What’s Elementum? Good question. Elementum makes supply chain simple. You know, supply chain—that thing that moves the $25T product economy. That’s “T” as in “Tell me more.” We do this with intuitive apps built on a single platform, powered by the world’s first product graph™. By digitally mapping the product economy, we help companies get the next “gotta have it!” to people faster and more efficiently. We’re missing this one piece though. It’s you. No, really. What’s exciting about a Site Reliability Engineer role at Elementum? At Elementum, our SRE team owns our highly available, scalable, and secure production, development, and test environments on AWS cloud.
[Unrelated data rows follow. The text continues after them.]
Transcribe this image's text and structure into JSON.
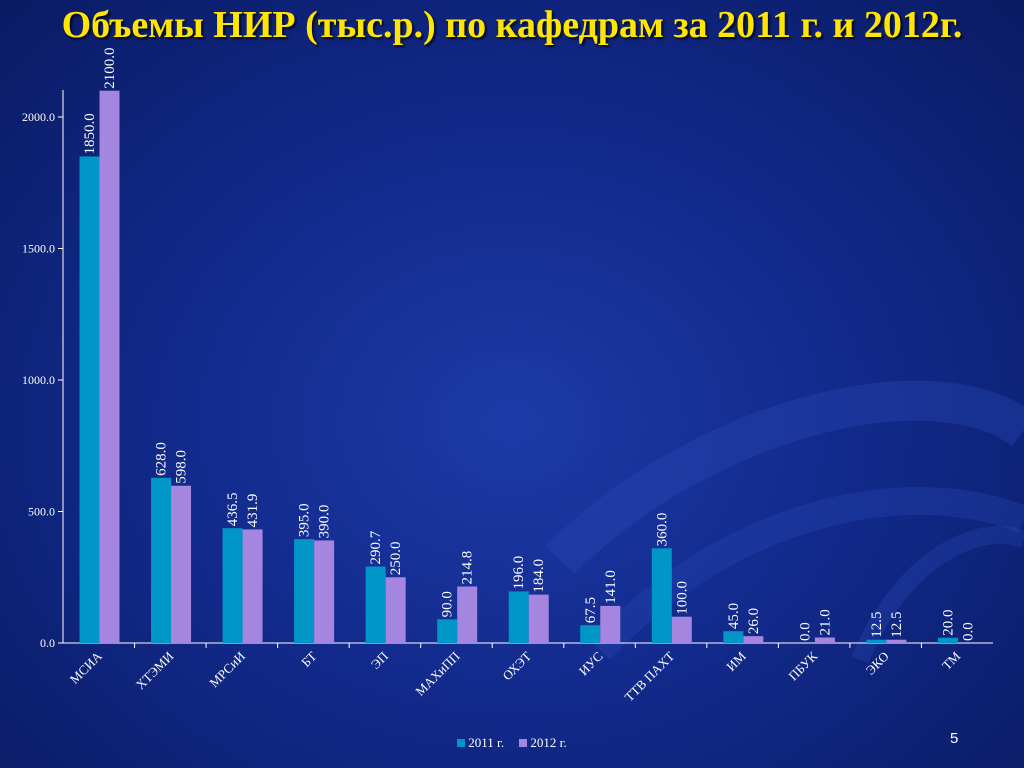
{
  "slide": {
    "title": "Объемы НИР (тыс.р.) по кафедрам за 2011 г. и 2012г.",
    "page_number": "5"
  },
  "colors": {
    "series_2011": "#0096c8",
    "series_2012": "#a485e0",
    "title": "#ffe600",
    "text": "#ffffff"
  },
  "chart_data": {
    "type": "bar",
    "title": "",
    "xlabel": "",
    "ylabel": "",
    "ylim": [
      0,
      2100
    ],
    "yticks": [
      "0.0",
      "500.0",
      "1000.0",
      "1500.0",
      "2000.0"
    ],
    "grid": false,
    "legend_position": "bottom",
    "categories": [
      "МСИА",
      "ХТЭМИ",
      "МРСиИ",
      "БТ",
      "ЭП",
      "МАХиПП",
      "ОХЭТ",
      "ИУС",
      "ТТВ ПАХТ",
      "ИМ",
      "ПБУК",
      "ЭКО",
      "ТМ"
    ],
    "series": [
      {
        "name": "2011 г.",
        "values": [
          1850.0,
          628.0,
          436.5,
          395.0,
          290.7,
          90.0,
          196.0,
          67.5,
          360.0,
          45.0,
          0.0,
          12.5,
          20.0
        ],
        "labels": [
          "1850.0",
          "628.0",
          "436.5",
          "395.0",
          "290.7",
          "90.0",
          "196.0",
          "67.5",
          "360.0",
          "45.0",
          "0.0",
          "12.5",
          "20.0"
        ]
      },
      {
        "name": "2012 г.",
        "values": [
          2100.0,
          598.0,
          431.9,
          390.0,
          250.0,
          214.8,
          184.0,
          141.0,
          100.0,
          26.0,
          21.0,
          12.5,
          0.0
        ],
        "labels": [
          "2100.0",
          "598.0",
          "431.9",
          "390.0",
          "250.0",
          "214.8",
          "184.0",
          "141.0",
          "100.0",
          "26.0",
          "21.0",
          "12.5",
          "0.0"
        ]
      }
    ]
  }
}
This team is part of the core engineering team, and provides deployment and monitoring tools / automation, and work closely with our Support team and Development team to ensure 24/7 availability Elementum enterprise cloud services and mobile applications. Equally important, you will contribute to defining and delivering the engineering operations roadmap, and influence the Test roadmap to deliver high quality products This position also requires strong communication, interpersonal and leadership skills, and a good candidate is expected to contribute to the vision and direction of the product line. Competitive Benefits * Medical, Dental, and Vision are 100% covered by Elementum for employees * 401k matching * Free, daily catered lunches * Commuter benefits: CalTrain GoPass & WageWorks * Company outings * Casual dress code * Open vacation policy * Pets at work! * Engage with (and give high-fives to) senior management regularly * Get in on the ground floor of a huge opportunity
Desired Skills and Experience
- 3+ years of experience as a SRE or Software Engineer developing customer-facing, high-availability, large scale web-based applications.
- Bachelor’s Degree in Computer Science or related field, with 3+ years of Industry experience
- 3+ years experience with Amazon Cloud Services (AWS).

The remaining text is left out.